Tomemos, entonces, este aspecto en particular para examinar nuestro ‘corazón retorcido’.
¿En quién ponemos nuestra confianza? ¿En hombres? ¿Preferimos apoyarnos en ellos que en Dios? ¿Preferimos buscar consuelo en otras personas que en Dios? ¿O es que nuestro corazón ya se ha entregado enteramente al Señor, de manera que estamos arraigados en Él hasta en lo más profundo de nuestro ser?
Tal vez ni siquiera podamos dar una respuesta certera a estas preguntas. Posiblemente digamos: a veces actúo así; otras veces no… Esto puede suceder porque todavía no conocemos bien nuestro corazón, y quizá seamos inestables y cambiantes.

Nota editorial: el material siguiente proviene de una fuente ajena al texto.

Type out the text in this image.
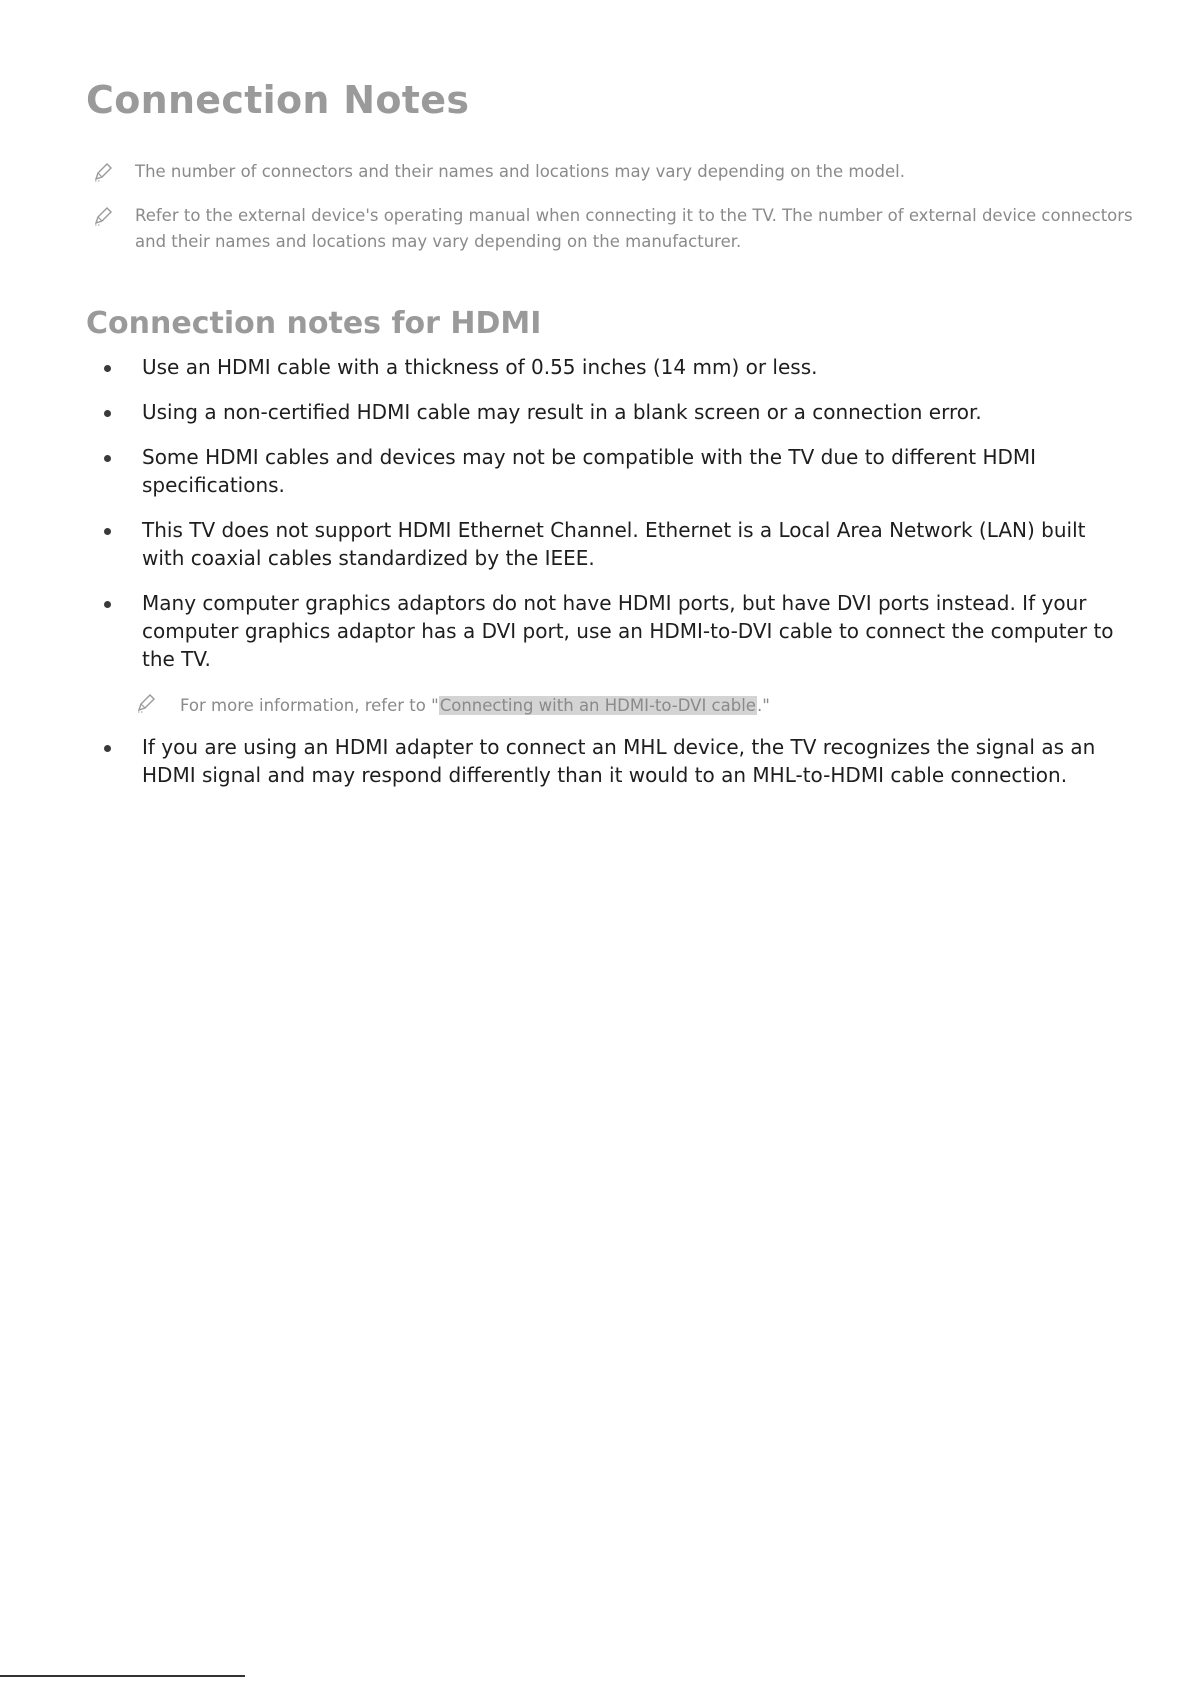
Connection Notes
The number of connectors and their names and locations may vary depending on the model.
Refer to the external device's operating manual when connecting it to the TV. The number of external device connectors and their names and locations may vary depending on the manufacturer.
Connection notes for HDMI
Use an HDMI cable with a thickness of 0.55 inches (14 mm) or less.
Using a non-certified HDMI cable may result in a blank screen or a connection error.
Some HDMI cables and devices may not be compatible with the TV due to different HDMI specifications.
This TV does not support HDMI Ethernet Channel. Ethernet is a Local Area Network (LAN) built with coaxial cables standardized by the IEEE.
Many computer graphics adaptors do not have HDMI ports, but have DVI ports instead. If your computer graphics adaptor has a DVI port, use an HDMI-to-DVI cable to connect the computer to the TV.
For more information, refer to "Connecting with an HDMI-to-DVI cable."
If you are using an HDMI adapter to connect an MHL device, the TV recognizes the signal as an HDMI signal and may respond differently than it would to an MHL-to-HDMI cable connection.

Pero aquí se nos señala el camino para adquirir un conocimiento más profundo sobre el estado de nuestro corazón. Está escrito: “Yo, el Señor, examino el corazón, sondeo el interior de los hombres.”
Entonces, podemos acercarnos a Dios pidiéndole que escudriñe nuestro corazón, y que nos muestre dónde aún nos falta confianza, dónde ponemos nuestra esperanza erróneamente en personas, en lugar de ponerla en Dios.
Una vez que, con la ayuda de Dios, hayamos reconocido que nuestro corazón todavía no está del todo libre para Él y que aún estamos apegados a las personas, entonces se lo entregamos al Señor, pidiéndole que Él lo atraiga completamente hacia sí.
Si lo hacemos una y otra vez, siempre que sintamos que no estamos lo suficientemente arraigados en Dios, nuestro corazón cambiará poco a poco. De hecho, es el deseo de Dios que adquiramos un corazón nuevo; un corazón en el cual Él ocupe siempre el primer lugar, tal como Él lo merece y a nosotros nos conviene.
Entonces, confrontaremos la malicia de nuestro corazón con la santidad de Dios, y así el amor del Señor irá penetrando profundamente en nuestro ser, y seremos como un árbol plantado junto al agua, que produce fruto sin cesar.